On Wed, 25 Dec 2019 at 7:41 PM, Stuart Longland <stua...@longlandclan.id.au>
wrote:

> On 24/12/19 9:16 pm, Dumitru Moldovan wrote:
> > Maybe it would be worth mentioning in the FAQ?  I could only find it
> > here: https://www.openbsd.org/faq/upgrade63.html, but then it was not
> > mentioned for newer releases.
> >
> > Another remedy is to follow the `Files to remove` section in the FAQ,
> > e.g. for 6.6: https://www.openbsd.org/faq/upgrade66.html#RmFiles.  The
> > FAQ article for the 6.3 upgrade suggests sysclean does that too.  This
> > seems to be a byproduct of the design, meaning it doesn't specifically
> > remove those files, but it should remove them, as long as all installed
> > packages are updated and no longer need them.  But this is just my
> > reading of the sysclean man page.
>
> Yeah I had done that… actually for another router VM I had to do a very
> brutal equivalent of it when it ran out of disk space mid-update in the
> installer… I basically blew away /usr/* (minus directories that are on
> different partitions like 'local') figuring it'd re-instate the files
> when it unpacked the newer file sets.
>
> This lead to some missing files in /usr/share/relink but I was able to
> re-instate those from another 6.6 VM that did update cleanly
> (ironically, the very one that prompted this discussion).
>
> So far, both have now run `syspatch`, and I've got kernel re-linking
> working on both now.  We shall see.
>
> Both VMs should probably be re-built from scratch as a matter of sanity,
> but I can do that at leisure now, what I have, works.

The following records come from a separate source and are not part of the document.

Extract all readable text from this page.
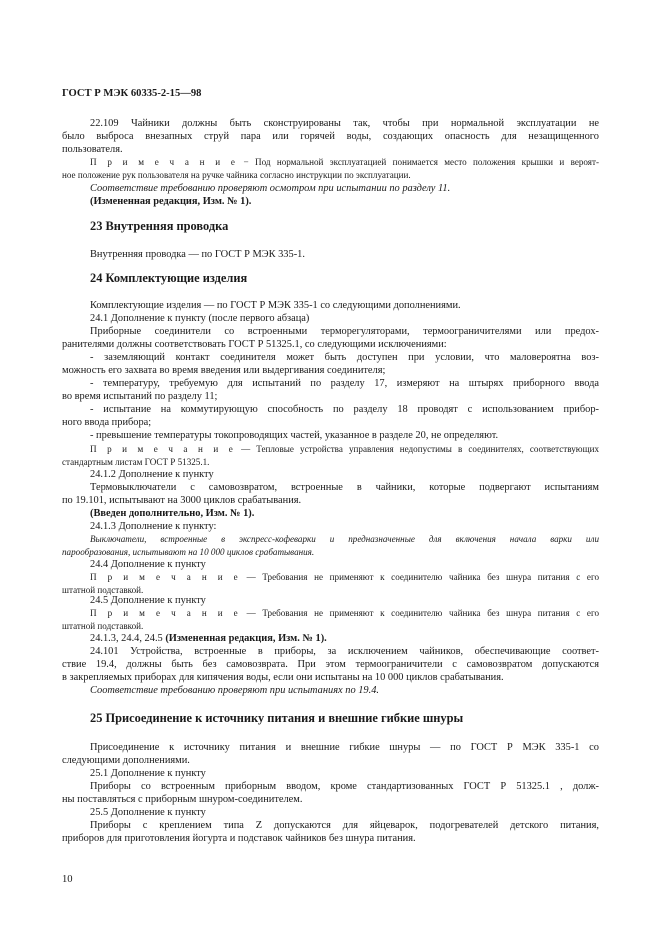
ГОСТ Р МЭК 60335-2-15—98
22.109 Чайники должны быть сконструированы так, чтобы при нормальной эксплуатации не
было выброса внезапных струй пара или горячей воды, создающих опасность для незащищенного
пользователя.
П р и м е ч а н и е − Под нормальной эксплуатацией понимается место положения крышки и вероят-
ное положение рук пользователя на ручке чайника согласно инструкции по эксплуатации.
Соответствие требованию проверяют осмотром при испытании по разделу 11.
(Измененная редакция, Изм. № 1).
23 Внутренняя проводка
Внутренняя проводка — по ГОСТ Р МЭК 335-1.
24 Комплектующие изделия
Комплектующие изделия — по ГОСТ Р МЭК 335-1 со следующими дополнениями.
24.1 Дополнение к пункту (после первого абзаца)
Приборные соединители со встроенными терморегуляторами, термоограничителями или предох-
ранителями должны соответствовать ГОСТ Р 51325.1, со следующими исключениями:
- заземляющий контакт соединителя может быть доступен при условии, что маловероятна воз-
можность его захвата во время введения или выдергивания соединителя;
- температуру, требуемую для испытаний по разделу 17, измеряют на штырях приборного ввода
во время испытаний по разделу 11;
- испытание на коммутирующую способность по разделу 18 проводят с использованием прибор-
ного ввода прибора;
- превышение температуры токопроводящих частей, указанное в разделе 20, не определяют.
П р и м е ч а н и е — Тепловые устройства управления недопустимы в соединителях, соответствующих
стандартным листам ГОСТ Р 51325.1.
24.1.2 Дополнение к пункту
Термовыключатели с самовозвратом, встроенные в чайники, которые подвергают испытаниям
по 19.101, испытывают на 3000 циклов срабатывания.
(Введен дополнительно, Изм. № 1).
24.1.3 Дополнение к пункту:
Выключатели, встроенные в экспресс-кофеварки и предназначенные для включения начала варки или
парообразования, испытывают на 10 000 циклов срабатывания.
24.4 Дополнение к пункту
П р и м е ч а н и е — Требования не применяют к соединителю чайника без шнура питания с его
штатной подставкой.
24.5 Дополнение к пункту
П р и м е ч а н и е — Требования не применяют к соединителю чайника без шнура питания с его
штатной подставкой.
24.1.3, 24.4, 24.5 (Измененная редакция, Изм. № 1).
24.101 Устройства, встроенные в приборы, за исключением чайников, обеспечивающие соответ-
ствие 19.4, должны быть без самовозврата. При этом термоограничители с самовозвратом допускаются
в закрепляемых приборах для кипячения воды, если они испытаны на 10 000 циклов срабатывания.
Соответствие требованию проверяют при испытаниях по 19.4.
25 Присоединение к источнику питания и внешние гибкие шнуры
Присоединение к источнику питания и внешние гибкие шнуры — по ГОСТ Р МЭК 335-1 со
следующими дополнениями.
25.1 Дополнение к пункту
Приборы со встроенным приборным вводом, кроме стандартизованных ГОСТ Р 51325.1 , долж-
ны поставляться с приборным шнуром-соединителем.
25.5 Дополнение к пункту
Приборы с креплением типа Z допускаются для яйцеварок, подогревателей детского питания,
приборов для приготовления йогурта и подставок чайников без шнура питания.
10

What hypervisor are you using? Does it support an API to create VM from ISO
images and to launch VMs from templates?


Do you have an inventory of the configuration files and the settings in
these files?

You may want to set up automation to produce a new openbsd vm and deliver
configurations into it via configuration management and then switch to this
vm after testing.

This would help you to cut over when needed, cut back in case of issues,
and have the ability to recover thanks to your automation.



> --
> Stuart Longland (aka Redhatter, VK4MSL)
>
> I haven't lost my mind...
>   ...it's backed up on a tape somewhere.